Function returns an object of class "td_text_tagger_mle" which is a named list containing Teradata tbl object.
Named list member can be referenced directly with the "$" operator using name: result.

Examples

    # Get the current context/connection
    con <- td_get_context()$connection
    
    # Load example data.
    loadExampleData("texttagger_example", "text_inputs", "rule_inputs")
    
    # Create remote tibble objects.
    text_inputs <- tbl(con, "text_inputs")
    rule_inputs <- tbl(con, "rule_inputs")
    
    # Example 1 - Specifying rules as an argument
    td_text_tagger_out1 <- td_text_tagger_mle(data = text_inputs,
                                         outputby.tag = TRUE,
                                         rules=c('contain(content, "floods",1,) or contain(content,"tsunamis",1,) AS Natural-Disaster',
                                         'contain(content,"Roger",1,) and contain(content,"Nadal",1,) AS Tennis-Rivalry',
                                         'contain(titles,"Tennis",1,) and contain(content,"Roger",1,)  AS Tennis-Greats',
                                         'contain(content,"India",1,) and contain(content,"Pakistan",1,) AS Cricket-Rivalry',
                                         'contain(content,"Australia",1,) and contain(content,"England",1,) AS The-Ashes'),
                                         accumulate = c("id")

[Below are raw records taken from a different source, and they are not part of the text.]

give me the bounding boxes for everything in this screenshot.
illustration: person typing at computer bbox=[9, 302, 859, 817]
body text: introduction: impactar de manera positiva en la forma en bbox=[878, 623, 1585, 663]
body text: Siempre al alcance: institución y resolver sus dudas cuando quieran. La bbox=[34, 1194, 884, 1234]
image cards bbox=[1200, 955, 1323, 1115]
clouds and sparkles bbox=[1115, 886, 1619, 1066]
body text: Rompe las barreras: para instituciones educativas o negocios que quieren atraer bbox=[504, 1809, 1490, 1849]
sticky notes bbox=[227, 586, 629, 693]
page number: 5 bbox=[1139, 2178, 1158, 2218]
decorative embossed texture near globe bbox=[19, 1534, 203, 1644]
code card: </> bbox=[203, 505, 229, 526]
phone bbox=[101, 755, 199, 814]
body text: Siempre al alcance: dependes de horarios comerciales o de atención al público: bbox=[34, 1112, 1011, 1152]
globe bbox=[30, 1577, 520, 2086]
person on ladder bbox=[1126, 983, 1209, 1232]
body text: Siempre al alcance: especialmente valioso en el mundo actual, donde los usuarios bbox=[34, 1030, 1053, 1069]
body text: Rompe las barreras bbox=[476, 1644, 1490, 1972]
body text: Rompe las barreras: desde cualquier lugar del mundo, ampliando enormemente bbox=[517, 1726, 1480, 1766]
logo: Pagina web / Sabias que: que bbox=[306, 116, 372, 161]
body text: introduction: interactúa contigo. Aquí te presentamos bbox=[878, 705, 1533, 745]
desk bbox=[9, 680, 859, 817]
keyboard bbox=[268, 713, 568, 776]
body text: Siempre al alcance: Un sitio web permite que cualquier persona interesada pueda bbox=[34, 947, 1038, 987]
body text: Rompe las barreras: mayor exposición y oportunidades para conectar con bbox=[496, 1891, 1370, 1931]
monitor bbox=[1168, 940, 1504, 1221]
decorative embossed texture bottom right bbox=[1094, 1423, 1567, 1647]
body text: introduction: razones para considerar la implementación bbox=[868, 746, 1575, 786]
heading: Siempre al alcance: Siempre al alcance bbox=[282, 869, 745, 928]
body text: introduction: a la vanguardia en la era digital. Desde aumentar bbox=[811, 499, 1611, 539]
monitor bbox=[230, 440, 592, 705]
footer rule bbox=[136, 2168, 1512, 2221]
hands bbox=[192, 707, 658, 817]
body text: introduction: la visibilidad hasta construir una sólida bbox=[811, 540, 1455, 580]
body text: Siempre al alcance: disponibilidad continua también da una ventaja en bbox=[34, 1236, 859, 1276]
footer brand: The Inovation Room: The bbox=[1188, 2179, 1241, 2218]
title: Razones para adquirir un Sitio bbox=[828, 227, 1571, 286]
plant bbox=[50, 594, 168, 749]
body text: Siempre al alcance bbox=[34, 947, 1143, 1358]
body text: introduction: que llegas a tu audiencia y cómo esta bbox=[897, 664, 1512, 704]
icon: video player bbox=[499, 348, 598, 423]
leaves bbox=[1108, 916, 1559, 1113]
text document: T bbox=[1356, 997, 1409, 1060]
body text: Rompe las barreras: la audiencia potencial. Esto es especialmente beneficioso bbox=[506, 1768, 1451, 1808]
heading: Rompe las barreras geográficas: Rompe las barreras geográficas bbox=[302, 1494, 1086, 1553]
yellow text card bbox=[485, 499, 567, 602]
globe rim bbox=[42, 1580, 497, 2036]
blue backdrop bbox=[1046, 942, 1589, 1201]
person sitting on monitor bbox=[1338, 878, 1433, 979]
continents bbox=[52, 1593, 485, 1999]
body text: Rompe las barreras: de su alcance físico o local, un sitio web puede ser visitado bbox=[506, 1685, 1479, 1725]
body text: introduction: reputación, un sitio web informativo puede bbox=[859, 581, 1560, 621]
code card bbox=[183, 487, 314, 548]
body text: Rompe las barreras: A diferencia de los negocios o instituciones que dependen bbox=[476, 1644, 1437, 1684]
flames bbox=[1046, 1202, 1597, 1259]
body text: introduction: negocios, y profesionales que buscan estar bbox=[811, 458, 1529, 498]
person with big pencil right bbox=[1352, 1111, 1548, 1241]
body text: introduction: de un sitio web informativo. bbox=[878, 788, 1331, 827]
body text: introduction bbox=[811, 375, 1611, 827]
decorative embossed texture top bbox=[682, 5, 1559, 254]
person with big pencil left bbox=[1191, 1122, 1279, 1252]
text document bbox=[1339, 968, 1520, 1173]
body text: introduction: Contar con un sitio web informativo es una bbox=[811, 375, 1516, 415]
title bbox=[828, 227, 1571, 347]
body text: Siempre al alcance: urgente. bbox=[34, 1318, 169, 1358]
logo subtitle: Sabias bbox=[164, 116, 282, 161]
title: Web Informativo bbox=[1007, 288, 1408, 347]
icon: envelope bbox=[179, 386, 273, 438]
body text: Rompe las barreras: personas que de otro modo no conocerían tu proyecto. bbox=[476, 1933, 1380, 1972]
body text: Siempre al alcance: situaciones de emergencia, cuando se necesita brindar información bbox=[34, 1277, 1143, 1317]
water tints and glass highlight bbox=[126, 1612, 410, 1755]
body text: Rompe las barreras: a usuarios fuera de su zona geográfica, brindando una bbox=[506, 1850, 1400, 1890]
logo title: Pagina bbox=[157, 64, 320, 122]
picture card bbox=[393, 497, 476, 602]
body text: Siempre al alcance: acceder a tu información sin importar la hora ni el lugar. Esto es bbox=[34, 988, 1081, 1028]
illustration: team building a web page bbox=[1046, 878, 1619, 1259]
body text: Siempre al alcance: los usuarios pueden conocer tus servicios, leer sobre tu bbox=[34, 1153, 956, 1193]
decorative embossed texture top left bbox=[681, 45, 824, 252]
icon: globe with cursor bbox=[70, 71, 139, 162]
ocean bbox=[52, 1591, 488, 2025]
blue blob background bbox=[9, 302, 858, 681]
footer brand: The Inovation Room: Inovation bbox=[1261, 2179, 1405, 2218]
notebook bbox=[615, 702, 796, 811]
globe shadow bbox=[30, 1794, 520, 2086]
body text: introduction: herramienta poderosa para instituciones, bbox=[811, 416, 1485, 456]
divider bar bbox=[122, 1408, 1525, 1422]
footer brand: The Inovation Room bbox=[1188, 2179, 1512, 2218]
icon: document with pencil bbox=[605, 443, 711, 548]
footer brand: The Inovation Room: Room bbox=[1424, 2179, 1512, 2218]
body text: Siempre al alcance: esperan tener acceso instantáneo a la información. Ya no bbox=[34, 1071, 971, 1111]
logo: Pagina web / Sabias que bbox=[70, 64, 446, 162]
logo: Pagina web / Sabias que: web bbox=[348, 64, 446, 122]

                                         )
    
    # Example 2 -  Using rules specified in a table
    td_text_tagger_out2 <- td_text_tagger_mle(data = text_inputs,
                                         rules.data = rule_inputs,
                                         accumulate = c("id")
                                         )
    
    # Example 3 - Specify dictionary file in rules argument
    td_text_tagger_out3 <- td_text_tagger_mle(data = text_inputs,
                                        rules=c('dict(content, "keywords.txt", 1,) and equal(titles, "Chennai Floods") AS Natural-Disaster',
                                        'dict(content, "keywords.txt", 2,) and equal(catalog, "sports") AS Great-Sports-Rivalry '),
                                         accumulate = c("id")
                                         )
                                         
    # Example 4 - Specify superdist in rules argument
    td_text_tagger_out4 <- td_text_tagger_mle(data = text_inputs,
                                        rules=c('superdist(content,"Chennai","floods",sent,,) AS Chennai-Flood-Disaster',
                                        'superdist(content,"Roger","titles",para, "Nadal",para) AS Roger-Champion',
                                        'superdist(content,"Roger","Nadal",para,,) AS Tennis-Rivalry',
                                        'contain(content,regex"[A|a]shes",2,) AS Aus-Eng-Cricket',
                                        'superdist(content,"Australia","won",nw5,,) AS Aus-victory'),
                                         accumulate = c("id")
                                         )